Di Webmaster, 21/12/2005
Riceviamo e pubblichiamo l'appello di una visitatrice del nostro sito, che desidera sensibilizzare il pubblico di www.animali.affari.to riguardo al destino degli animali da pelliccia in Cina.



Sono arrivato fin qui
chiuso in una gabbia, catturato
ed ammassato ad altri miei compagni,
non immaginavo a cosa andavo incontro, ma
il mio sguardo triste gia' sapeva che non avrebbe
piu' rivisto l'alba di un nuovo giorno.
Poco dopo,
sanguinante guardo gli occhi del mio carnefice,
provo a capire perch' mi fa questo,
con lo sguardo imploro un po' di pieta', ma
invece lui continua a colpirmi,
due, tre, quattro volte.
e l'unica cosa che desidero e'
che il mio cuore smetta di battere in fretta.

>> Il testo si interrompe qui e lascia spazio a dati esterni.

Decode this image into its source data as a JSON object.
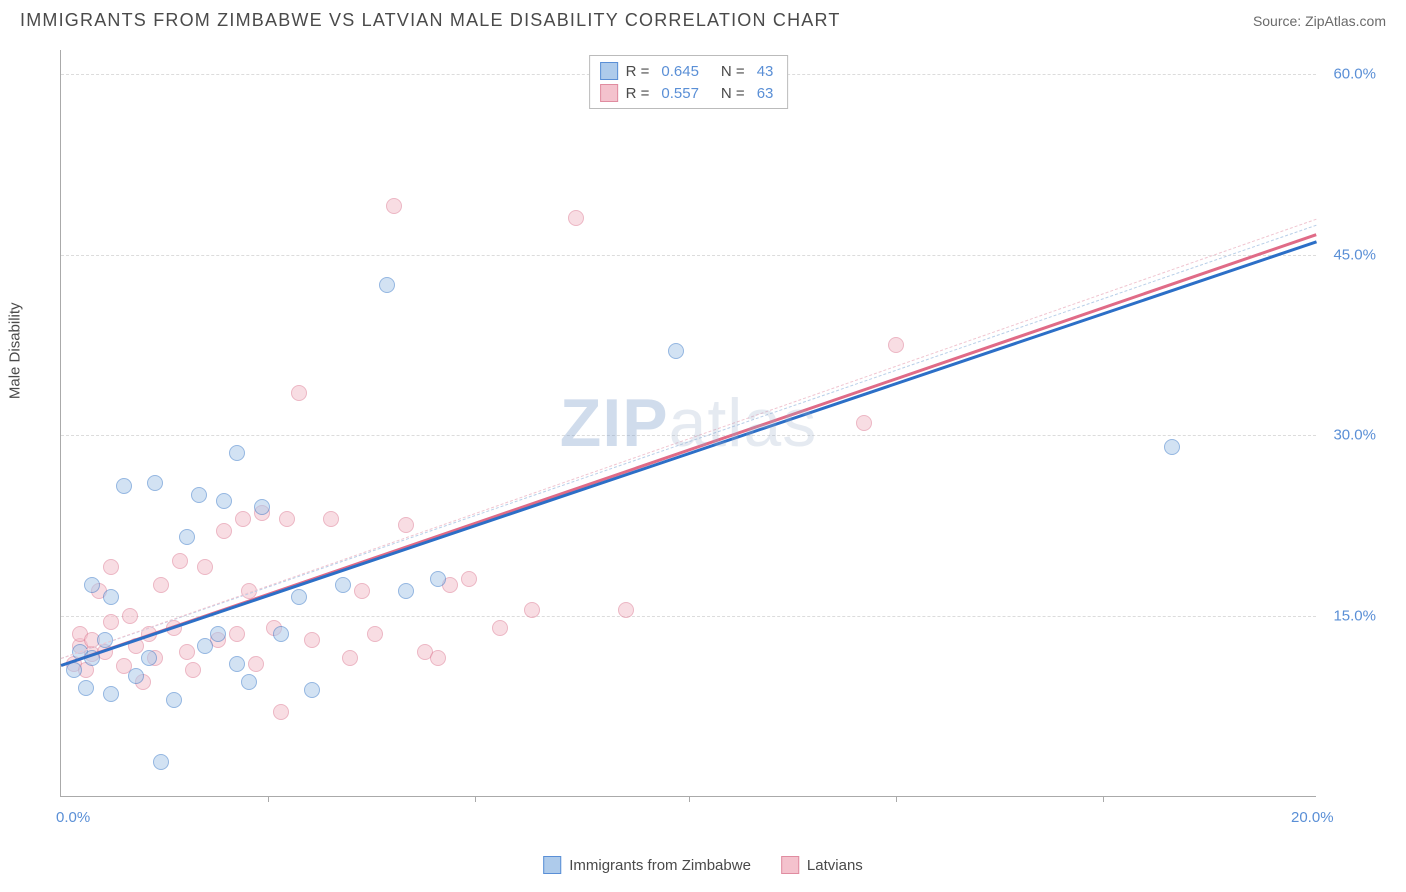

Questa non e' una poesia, e' la penosa fine che fanno milioni di animali in Cina, massacrati brutalmente e scuoiati vivi per il mercato internazionale di pellicce.
La mancanza di leggi a tutela degli animali allevati e di norme che vietino atti di crudelta', permettono di aggirare norme restrittive interne, di proporre prezzi accessibili ad una vasta clientela e di realizzare quindi ottimi guadagni.
Le principali province cinesi in cui si consumano queste atrocita' nei confronti degli animali sono:
Shandong, Heilongjiang, Jilin, Hebei, smascherate da un filmato girato con micro telecamere e reso pubblico dalla LAV insieme all' Associazione Svizzera per la protezione degli animali e da East International.

Esistono due siti web: www.nonlosapevo.com e www.petatv.com , sui quali e' possibile, per chi se la sentisse, di vedere con i propri occhi una parte del video e firmare la petizione della LAV al Governo Italiano per chiedere di bloccare l'importazione e la vendita di pelli e pellicce provenienti dalla Cina, nonche' l'obbligo di fornire, per tutti questi prodotti, un completo sistema di etichettatura che indichi il Paese produttore, la specie animale, il sistema di allevamento e uccisione.

Noi consumatori dobbiamo essere informati, dobbiamo sapere cosa si cela dietro i nostri colli di pelliccia, che spesso sfoggiamo con orgoglio, dietro le rifiniture in pelle dei nostri capi o borse: gli animali, volpi, procioni, cani, gatti, ermellini e altri, vengono bastonati e sbattuti a terra con inaudita violenza, mutilati con coltelli ed accette, viene strappata loro la pelliccia mentre sono ancora vivi e per tanto, ancora coscienti per diverso tempo. Anche al termine della scuoiatura , continuano a respirare, i movimenti del corpo e degli occhi sono evidenti e il cuore continua a battere anche per altri dieci minuti.

La Cina con questo lugubre e sanguinoso mercato e' diventata la piu' grande produttrice ed esportatrice al mondo di pellicce, basta pensare che solo nel 2004 il valore di questo commercio ha raggiunto i due miliardi di dollari.
Tra poco sara' Natale, non regaliamo oggetti realizzati con pelli e pellicce vere, soprattutto se provenienti dalla Cina, solo cosi' potremo, almeno in parte, contribuire a far diminuire queste barbarie, al Governo Italiano chiediamo di mettere fine a questo mercato di morte, e a tutte le case produttrici di moda del mercato italiano, di non firmare accordi con produttori cinesi di pelli e pellicce.

Dimostriamo, almeno una volta, ai nostri amici animali, che non tutti gli uomini sono uguali!!